Speaking publicly for the first time since news broke Friday that DaVaris Daniels, KeiVarae Russell, Ishaq Williams and Kendall Moore would be withheld from practicing with the Fighting Irish because of potential academic misconduct, Kelly acknowledged the personnel hits his program has taken in recent years because of the school's academic demands, while also saying that he took the Notre Dame job five years ago because he wanted to be associated at a place with such high standards.
"I knew coming to Notre Dame, and one of the reasons why I wanted to come here, was there are some core values as one of the preeminent Catholic institutions that you just can't compromise on, and that's integrity," Kelly said. "And if you see that something is going on that's not right -- and obviously through this investigation they found this out -- it's important that it's addressed. And so I applaud the university for doing that.
"Now, along the way, I've lost a starting quarterback and some key players. But I came here because I wanted to be associated with a university that had those standards. And I'm disappointed, I'm saddened in a way for these young men, because they're good kids. They made some bad decisions along the way -- and I'm not throwing these four in that category yet, obviously. But we can talk about Everett [Golson], certainly, in that situation.
"As it relates to the recruitment of the young men here, I think we've brought in the right young men. I think we continue to have to do a better job educating them. We have to do a better job of providing them the resources. Look, this is never a one-sided issue. We have to internally look at providing our student-athletes all of the resources necessary that if, in fact, they took shortcuts, that they don't. And we have to look hard at that. And that's something that will ensue over this issue."
Friday's news was the latest academic-related hit Notre Dame's prominent athletic teams have taken in the last 15 months, as the school suspended Golson, the football team's starting quarterback, last fall semester following what Golson called "poor academic judgment" the previous spring. Golson was reinstated last winter.
Daniels, Notre Dame's top wide receiver, and Jerian Grant, the basketball team's leading scorer, were in similar situations as Golson, being suspended for the spring semester this year before being reinstated in June. (Daniels had cited poor grades for his suspension, while Grant cited poor judgment.)
Now Daniels is among a group of football players -- including three starters -- that is being investigated internally for academic misconduct.
Kelly said he has not talked to the four players being investigated, clarifying that they cannot practice or play with the team but are welcome in the football building for meals and other activities. He said he will withhold them from team and position meetings for now, and he said that he has not been told of any other players on his current team who are being investigated.

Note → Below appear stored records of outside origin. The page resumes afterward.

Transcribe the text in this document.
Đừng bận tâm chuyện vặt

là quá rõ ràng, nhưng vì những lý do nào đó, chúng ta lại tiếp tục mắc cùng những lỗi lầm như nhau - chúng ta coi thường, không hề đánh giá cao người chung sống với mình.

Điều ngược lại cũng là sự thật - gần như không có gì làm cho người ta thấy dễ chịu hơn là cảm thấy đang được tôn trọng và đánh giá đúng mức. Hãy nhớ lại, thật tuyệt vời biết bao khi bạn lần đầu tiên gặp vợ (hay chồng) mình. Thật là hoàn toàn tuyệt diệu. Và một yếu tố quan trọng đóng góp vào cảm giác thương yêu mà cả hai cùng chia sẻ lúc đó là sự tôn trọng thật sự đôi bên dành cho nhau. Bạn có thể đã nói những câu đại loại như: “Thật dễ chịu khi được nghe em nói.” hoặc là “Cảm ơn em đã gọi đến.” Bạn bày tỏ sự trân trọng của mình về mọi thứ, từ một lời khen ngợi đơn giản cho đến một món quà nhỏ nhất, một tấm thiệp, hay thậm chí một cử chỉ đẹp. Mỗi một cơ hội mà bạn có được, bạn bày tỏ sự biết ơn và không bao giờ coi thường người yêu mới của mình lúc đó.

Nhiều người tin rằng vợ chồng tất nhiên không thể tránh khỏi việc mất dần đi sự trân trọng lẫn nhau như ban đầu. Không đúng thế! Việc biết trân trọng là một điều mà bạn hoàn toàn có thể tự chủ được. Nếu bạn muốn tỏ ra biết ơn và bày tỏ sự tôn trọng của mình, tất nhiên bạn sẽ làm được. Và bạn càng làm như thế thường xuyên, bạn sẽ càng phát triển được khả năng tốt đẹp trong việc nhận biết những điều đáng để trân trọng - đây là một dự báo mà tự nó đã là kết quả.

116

Kelly said that he has not been interviewed or investigated himself.
Daniels, Russell, Williams and Moore were a part of Notre Dame's 2012 team that went 12-1 and lost in the BCS national championship game to Alabama. The Rev. John Jenkins, the school's president, said Friday that the school would vacate victories if it determines players have been ineligible during past competition.

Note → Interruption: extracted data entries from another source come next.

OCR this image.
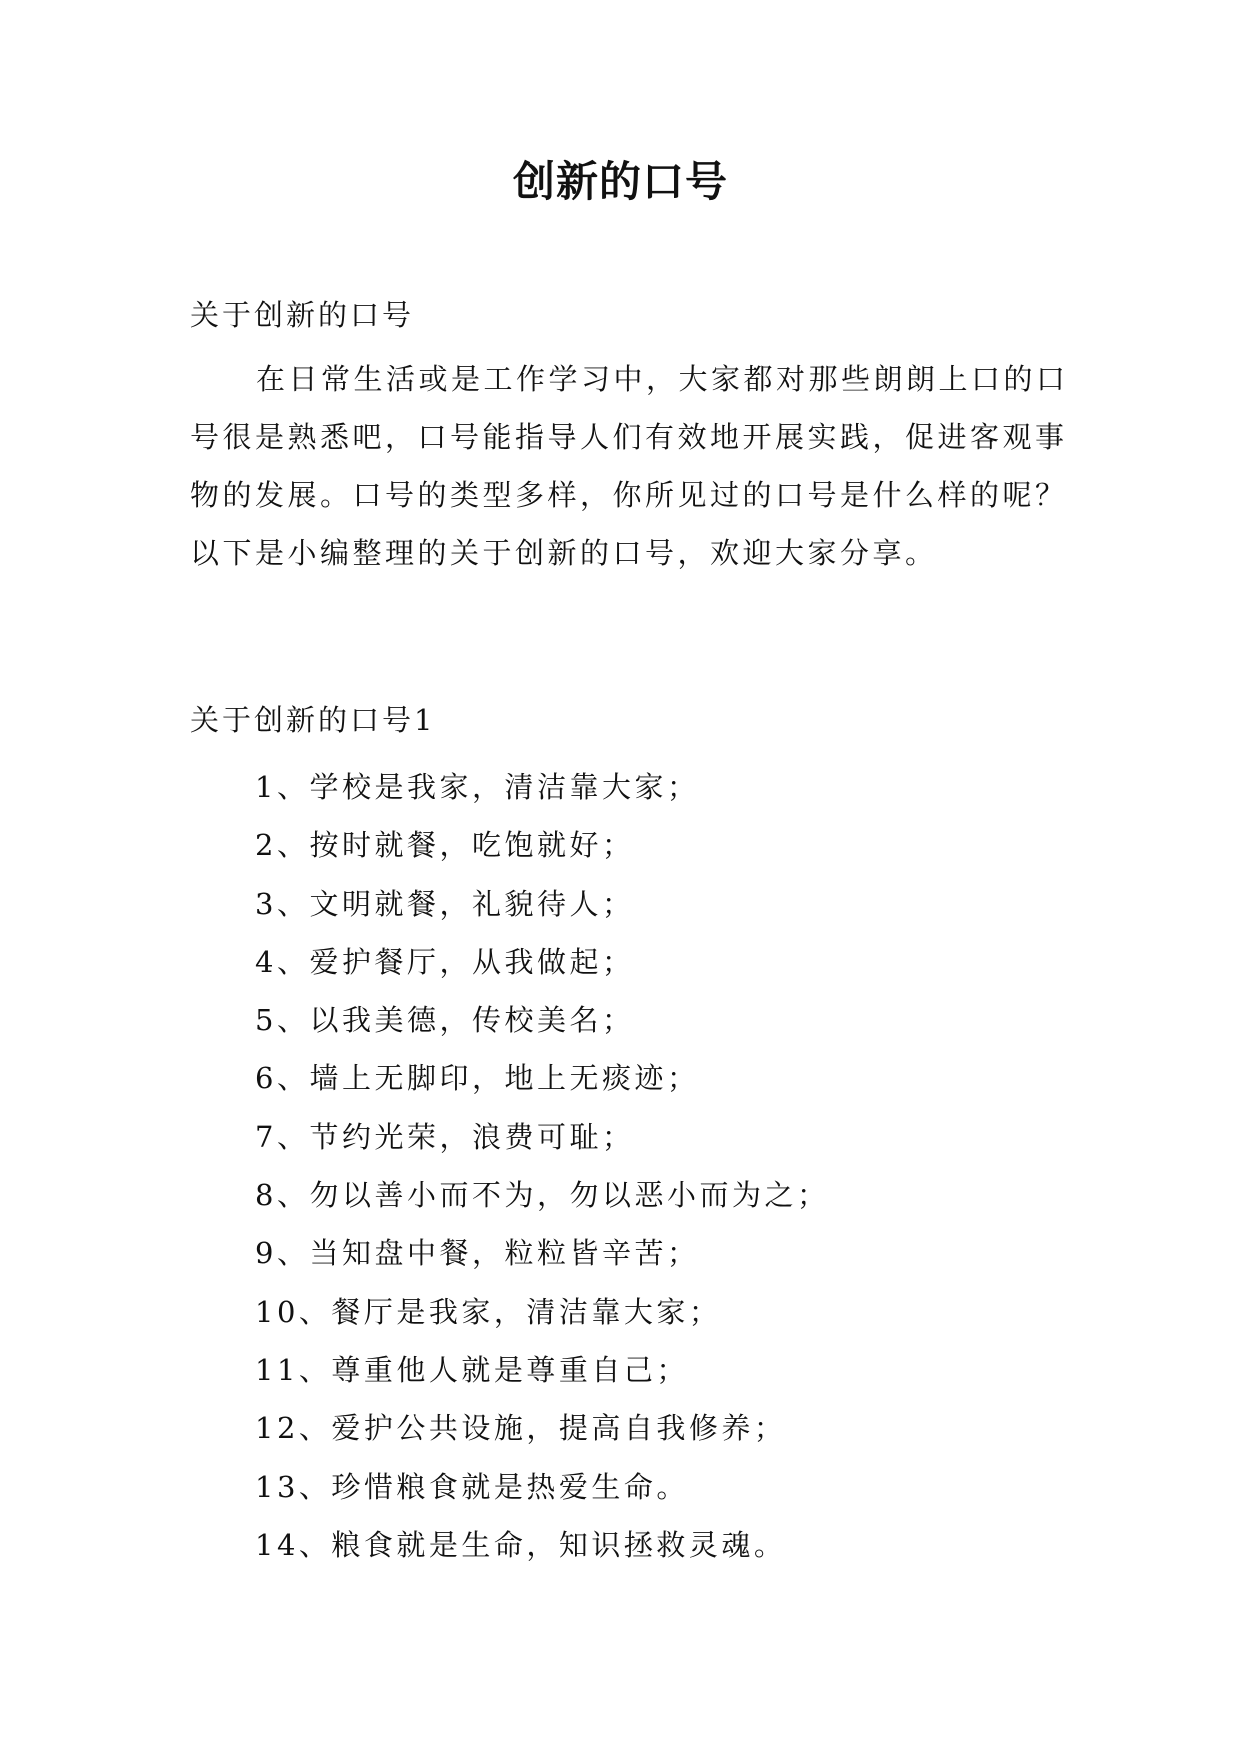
创新的口号
关于创新的口号

在日常生活或是工作学习中，大家都对那些朗朗上口的口号很是熟悉吧，口号能指导人们有效地开展实践，促进客观事物的发展。口号的类型多样，你所见过的口号是什么样的呢？以下是小编整理的关于创新的口号，欢迎大家分享。

关于创新的口号1
1、学校是我家，清洁靠大家；
2、按时就餐，吃饱就好；
3、文明就餐，礼貌待人；
4、爱护餐厅，从我做起；
5、以我美德，传校美名；
6、墙上无脚印，地上无痰迹；
7、节约光荣，浪费可耻；
8、勿以善小而不为，勿以恶小而为之；
9、当知盘中餐，粒粒皆辛苦；
10、餐厅是我家，清洁靠大家；
11、尊重他人就是尊重自己；
12、爱护公共设施，提高自我修养；
13、珍惜粮食就是热爱生命。
14、粮食就是生命，知识拯救灵魂。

Kelly said a potential vacating of the Irish's 2012 wins would not alter his view of that season's accomplishments.
"It wouldn't change in my eyes," the fifth-year Notre Dame coach said. "I've never really counted my victories, it's not something that I've really spent much time thinking about. The satisfaction that I get is in the preparation and the relationships that I have with the players and the accomplishments that you have from year to year with your team and how you play the game. So I never really put much stock in that."
Kelly was also asked if he felt the perception of him has taken a hit, this after his first year at Notre Dame was headlined by off-the-field tragedies that included a student videographer dying at practice and a student at nearby Saint Mary's College committing suicide two weeks after she reported she had been sexually assaulted by a Notre Dame football player.
"This isn't the time to have a debate on what my leadership or lack thereof is," Kelly said. "My focus is on my football team and getting this team ready. There's a time and place for that. People have their opinions, and certainly they're entitled to them. I'm going to focus on this football team."